Internet freedom fighters aiming to build a shadow Web



We read:
"Governments and corporations have more control over the Internet than ever. Now digital activists want to build an alternative network that can never be blocked, filtered or shut down

Just after midnight on January 28, 2011, the government of Egypt, rocked by three straight days of massive antiregime protests organized in part through Facebook and other online social networks, did something unprecedented in the history of 21st-century telecommunications: it turned off the Internet. Exactly how it did this remains unclear, but the evidence suggests that five well-placed phone calls—one to each of the country’s biggest Internet service providers (ISPs)—may have been all it took.

The Internet was designed to be a decentralized system: every node should connect to many others. This design helped to make the system resistant to censorship or outside attack.

Yet in practice, most individual users exist at the edges of the network, connected to others only through their Internet service provider (ISP). Block this link, and Internet access disappears.

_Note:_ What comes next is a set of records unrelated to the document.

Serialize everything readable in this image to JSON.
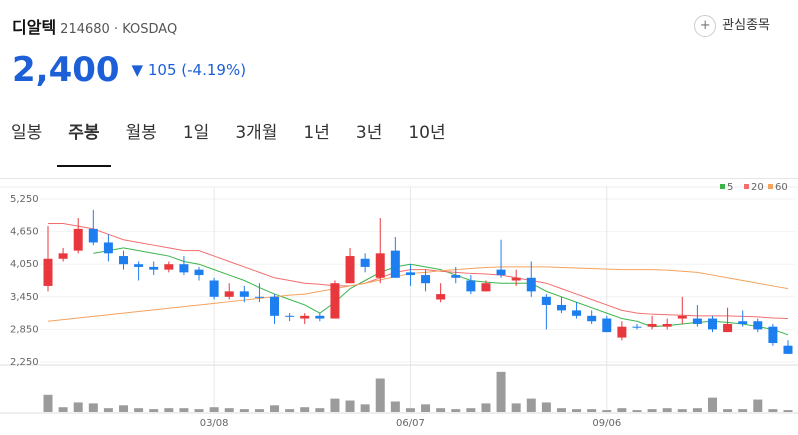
{
  "header": {
    "name": "디알텍",
    "code": "214680",
    "market": "KOSDAQ",
    "watch": "관심종목",
    "price": "2,400",
    "change": "105",
    "change_pct": "(-4.19%)"
  },
  "tabs": [
    "일봉",
    "주봉",
    "월봉",
    "1일",
    "3개월",
    "1년",
    "3년",
    "10년"
  ],
  "selected_tab": 1,
  "chart_data": {
    "type": "candlestick",
    "up_color": "#e8383d",
    "down_color": "#1d7ef0",
    "categories": [
      null,
      null,
      null,
      null,
      null,
      null,
      null,
      null,
      null,
      null,
      null,
      "03/08",
      null,
      null,
      null,
      null,
      null,
      null,
      null,
      null,
      null,
      null,
      null,
      null,
      "06/07",
      null,
      null,
      null,
      null,
      null,
      null,
      null,
      null,
      null,
      null,
      null,
      null,
      "09/06",
      null,
      null,
      null,
      null,
      null,
      null,
      null,
      null,
      null,
      null,
      null,
      null
    ],
    "open": [
      3650,
      4150,
      4300,
      4700,
      4450,
      4200,
      4050,
      4000,
      3950,
      4050,
      3950,
      3750,
      3450,
      3550,
      3450,
      3450,
      3100,
      3050,
      3100,
      3050,
      3700,
      4150,
      3800,
      4300,
      3900,
      3850,
      3400,
      3850,
      3750,
      3550,
      3950,
      3750,
      3800,
      3450,
      3300,
      3200,
      3100,
      3050,
      2700,
      2900,
      2900,
      2900,
      3050,
      3050,
      3050,
      2800,
      3000,
      3000,
      2900,
      2550
    ],
    "high": [
      4750,
      4350,
      4900,
      5050,
      4600,
      4300,
      4100,
      4100,
      4100,
      4200,
      4000,
      3800,
      3700,
      3650,
      3700,
      3500,
      3150,
      3150,
      3150,
      3750,
      4350,
      4250,
      4900,
      4550,
      4050,
      3950,
      3700,
      4000,
      3850,
      3750,
      4500,
      3950,
      4100,
      3500,
      3450,
      3350,
      3200,
      3100,
      3000,
      2950,
      3100,
      3050,
      3450,
      3300,
      3100,
      3250,
      3200,
      3050,
      2950,
      2650
    ],
    "low": [
      3550,
      4100,
      4250,
      4400,
      4100,
      3950,
      3750,
      3850,
      3900,
      3850,
      3750,
      3400,
      3400,
      3350,
      3350,
      2950,
      3000,
      2950,
      3000,
      3050,
      3700,
      3900,
      3700,
      3800,
      3650,
      3550,
      3350,
      3700,
      3500,
      3550,
      3800,
      3650,
      3450,
      2850,
      3150,
      3050,
      2950,
      2800,
      2650,
      2850,
      2850,
      2850,
      2950,
      2900,
      2800,
      2800,
      2900,
      2800,
      2550,
      2400
    ],
    "close": [
      4150,
      4250,
      4700,
      4450,
      4250,
      4050,
      4000,
      3950,
      4050,
      3900,
      3850,
      3450,
      3550,
      3450,
      3440,
      3100,
      3090,
      3100,
      3050,
      3700,
      4200,
      4000,
      4250,
      3800,
      3850,
      3700,
      3500,
      3800,
      3550,
      3700,
      3850,
      3800,
      3550,
      3300,
      3200,
      3100,
      3000,
      2800,
      2900,
      2890,
      2950,
      2950,
      3100,
      2950,
      2850,
      2950,
      2950,
      2850,
      2600,
      2400
    ],
    "ylim": [
      2250,
      5250
    ],
    "yticks": [
      {
        "value": 2250,
        "label": "2,250"
      },
      {
        "value": 2850,
        "label": "2,850"
      },
      {
        "value": 3450,
        "label": "3,450"
      },
      {
        "value": 4050,
        "label": "4,050"
      },
      {
        "value": 4650,
        "label": "4,650"
      },
      {
        "value": 5250,
        "label": "5,250"
      }
    ],
    "series": [
      {
        "name": "5",
        "color": "#39b54a",
        "values": [
          null,
          null,
          null,
          4250,
          4300,
          4350,
          4300,
          4250,
          4200,
          4100,
          4050,
          3950,
          3850,
          3750,
          3620,
          3500,
          3400,
          3300,
          3150,
          3350,
          3600,
          3750,
          3900,
          4000,
          4050,
          4000,
          3950,
          3850,
          3750,
          3720,
          3700,
          3700,
          3700,
          3550,
          3450,
          3350,
          3250,
          3150,
          3050,
          3000,
          2900,
          2920,
          2950,
          2980,
          3000,
          2980,
          2950,
          2900,
          2850,
          2750
        ]
      },
      {
        "name": "20",
        "color": "#f26d6d",
        "values": [
          4800,
          4800,
          4750,
          4700,
          4600,
          4500,
          4450,
          4400,
          4350,
          4300,
          4300,
          4200,
          4100,
          4000,
          3900,
          3800,
          3750,
          3700,
          3680,
          3650,
          3650,
          3700,
          3800,
          3900,
          3950,
          3950,
          3920,
          3900,
          3880,
          3870,
          3850,
          3800,
          3750,
          3700,
          3600,
          3500,
          3400,
          3300,
          3200,
          3150,
          3130,
          3120,
          3110,
          3100,
          3100,
          3100,
          3090,
          3080,
          3060,
          3050
        ]
      },
      {
        "name": "60",
        "color": "#f5a25d",
        "values": [
          3000,
          3030,
          3060,
          3090,
          3120,
          3150,
          3180,
          3210,
          3240,
          3270,
          3300,
          3330,
          3360,
          3390,
          3420,
          3450,
          3480,
          3500,
          3550,
          3600,
          3650,
          3700,
          3760,
          3820,
          3880,
          3900,
          3930,
          3950,
          3970,
          3990,
          4000,
          4000,
          4000,
          4000,
          3990,
          3980,
          3970,
          3960,
          3950,
          3950,
          3950,
          3940,
          3920,
          3900,
          3850,
          3800,
          3750,
          3700,
          3650,
          3600
        ]
      }
    ],
    "volume": [
      18,
      5,
      10,
      9,
      4,
      7,
      4,
      3,
      4,
      4,
      3,
      5,
      4,
      3,
      3,
      7,
      3,
      5,
      4,
      14,
      12,
      8,
      35,
      11,
      4,
      8,
      4,
      3,
      4,
      9,
      42,
      9,
      14,
      10,
      4,
      3,
      3,
      2,
      4,
      2,
      3,
      4,
      3,
      4,
      15,
      3,
      3,
      13,
      3,
      2
    ],
    "vlim": [
      0,
      46
    ],
    "volume_color": "#9b9b9b"
  }
}
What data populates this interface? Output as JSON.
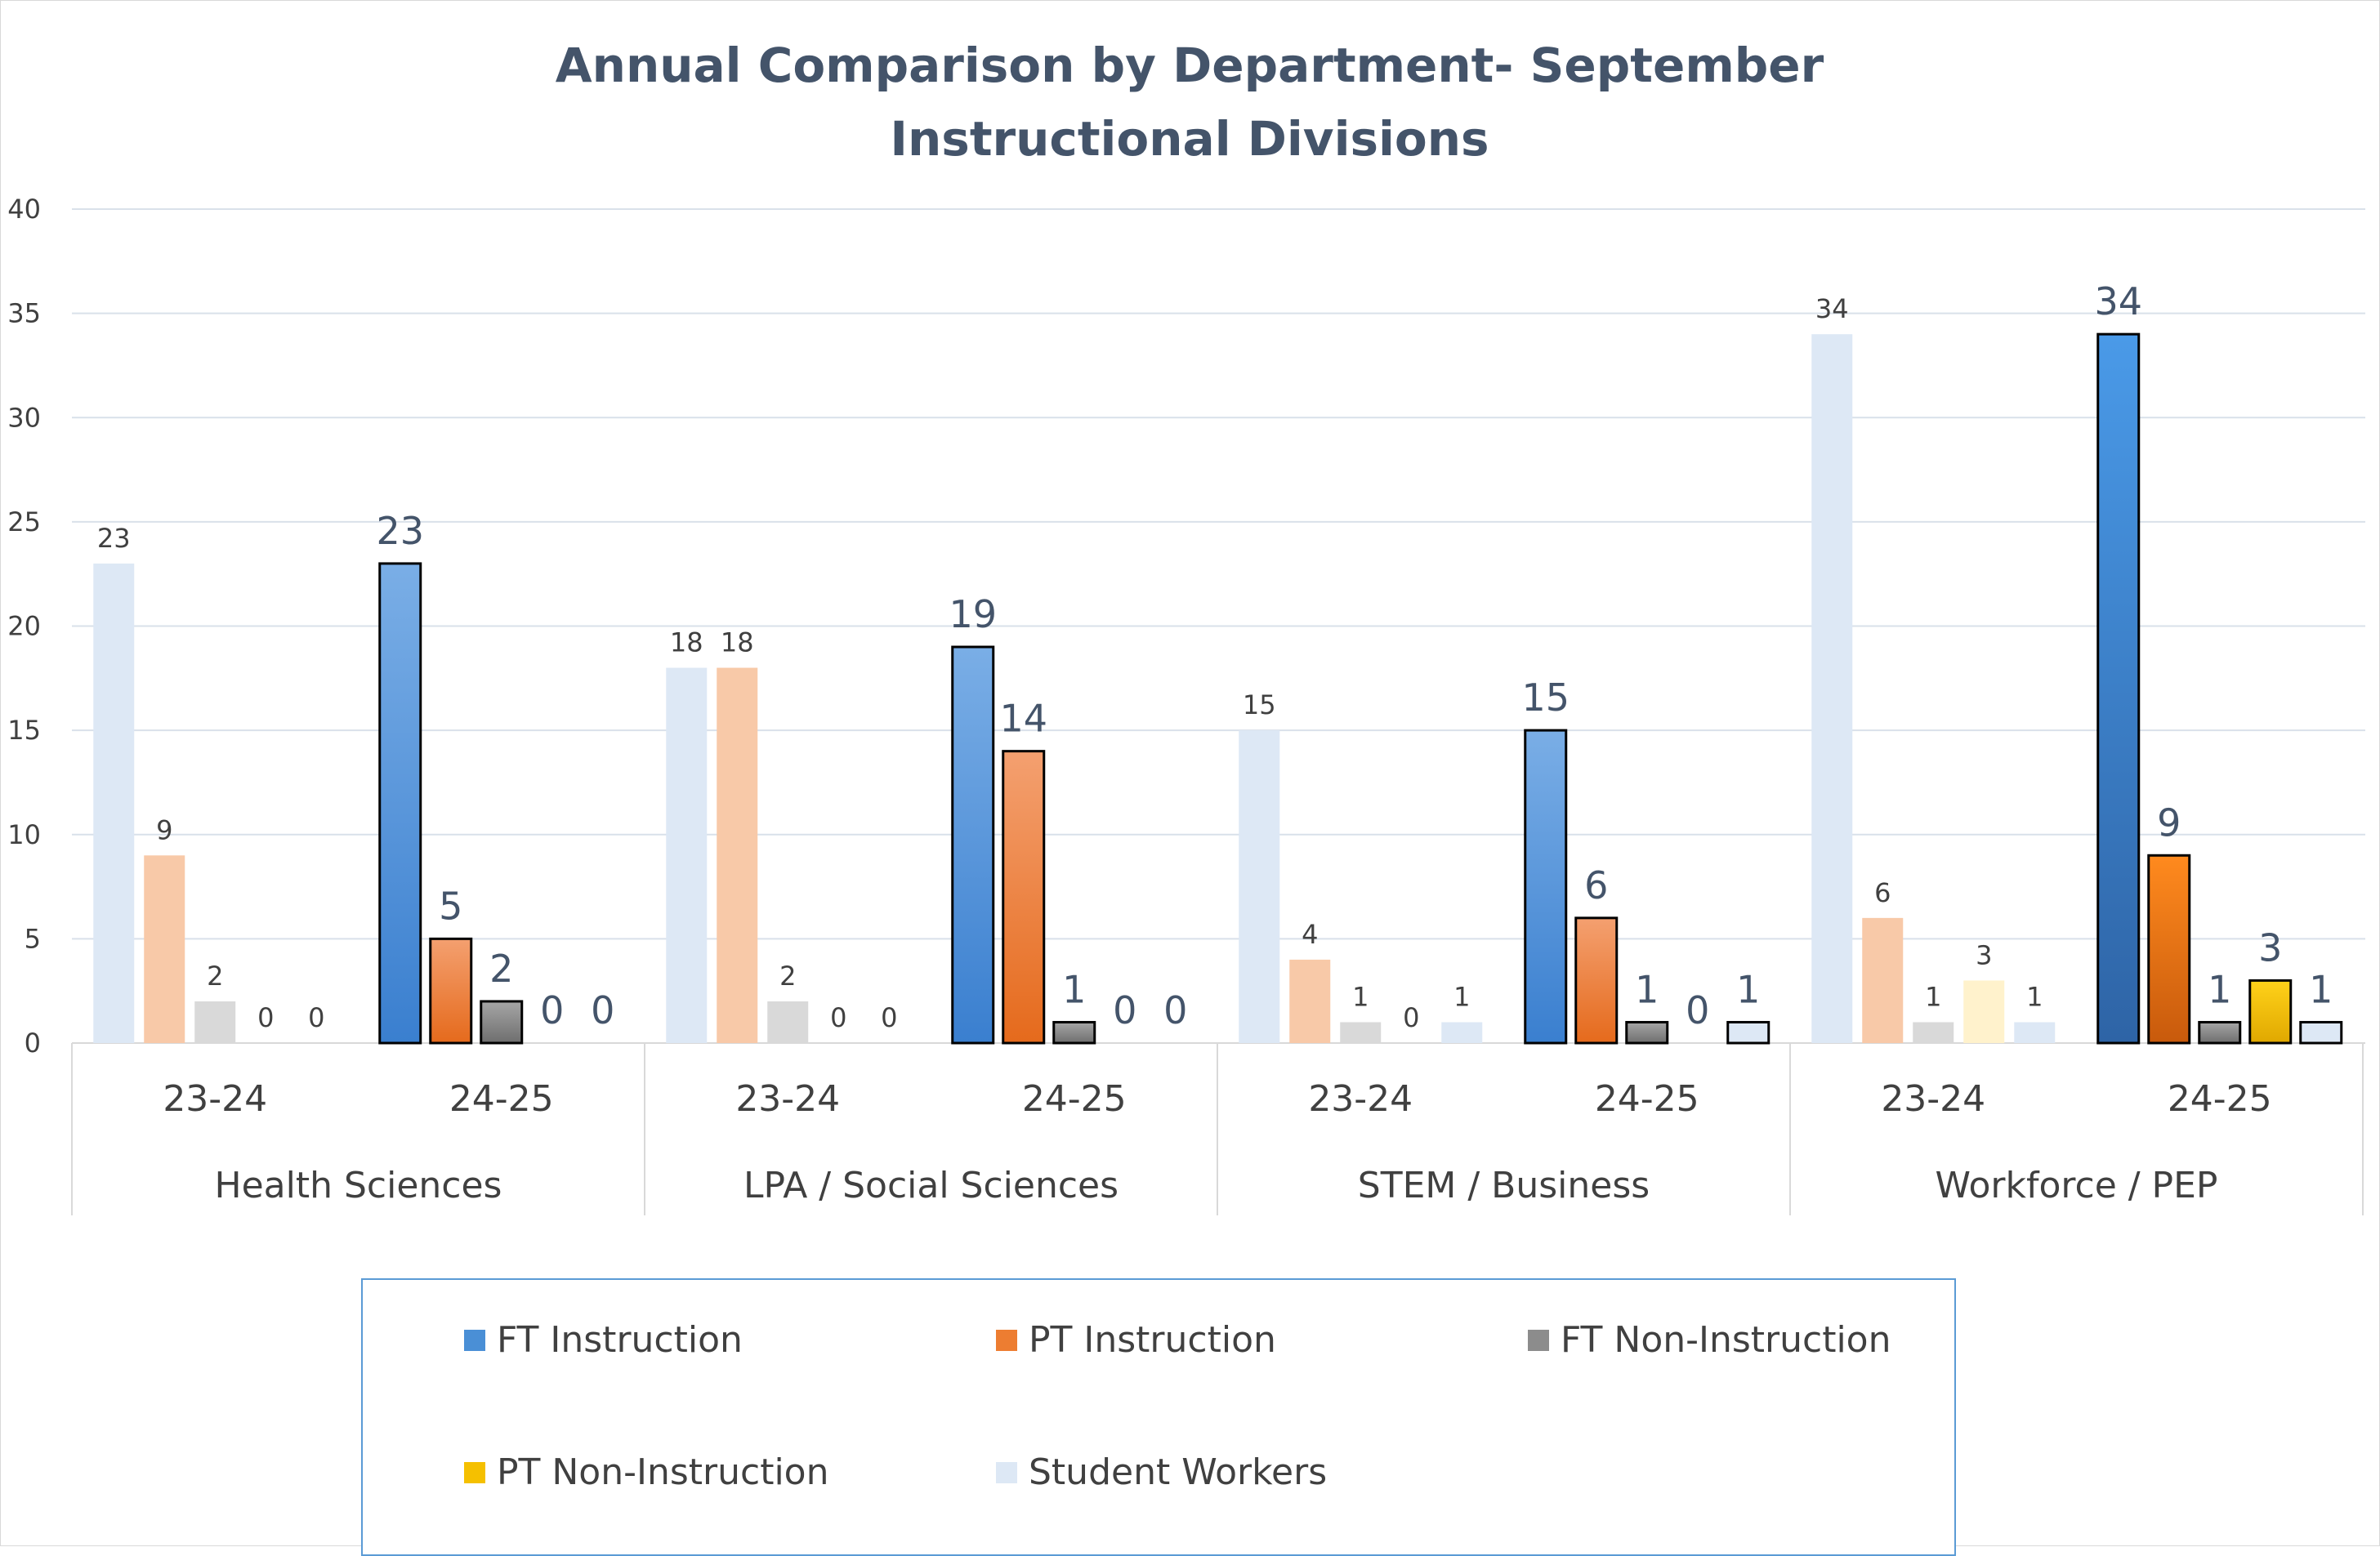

An alternative option is beginning to emerge in the form of wireless mesh networks, simple systems that connect end users to one another and automatically route around blocks and censors.

Yet any mesh network needs to hit a critical mass of users before it functions well; developers must convince potential users to trade off ease of use for added freedom and privacy....

What mesh networks do, on the other hand, is precisely what an ISP does not: they let the end user’s machine act as a data relay. In less technical terms, they let users stop being merely Internet consumers and start being their own Internet providers. If you want a better sense of what that means, consider how things might have happened on January 28 if Egypt’s citizens communicated not through a few ISPs but by way of mesh networks.

At the very least, it would have taken a lot more than five phone calls to shut that network down. Because each user of a mesh network owns and controls his or her own small piece of the network infrastructure, it might have taken as many phone calls as there were users—and much more persuading, for most of those users, than the ISPs’ executives needed.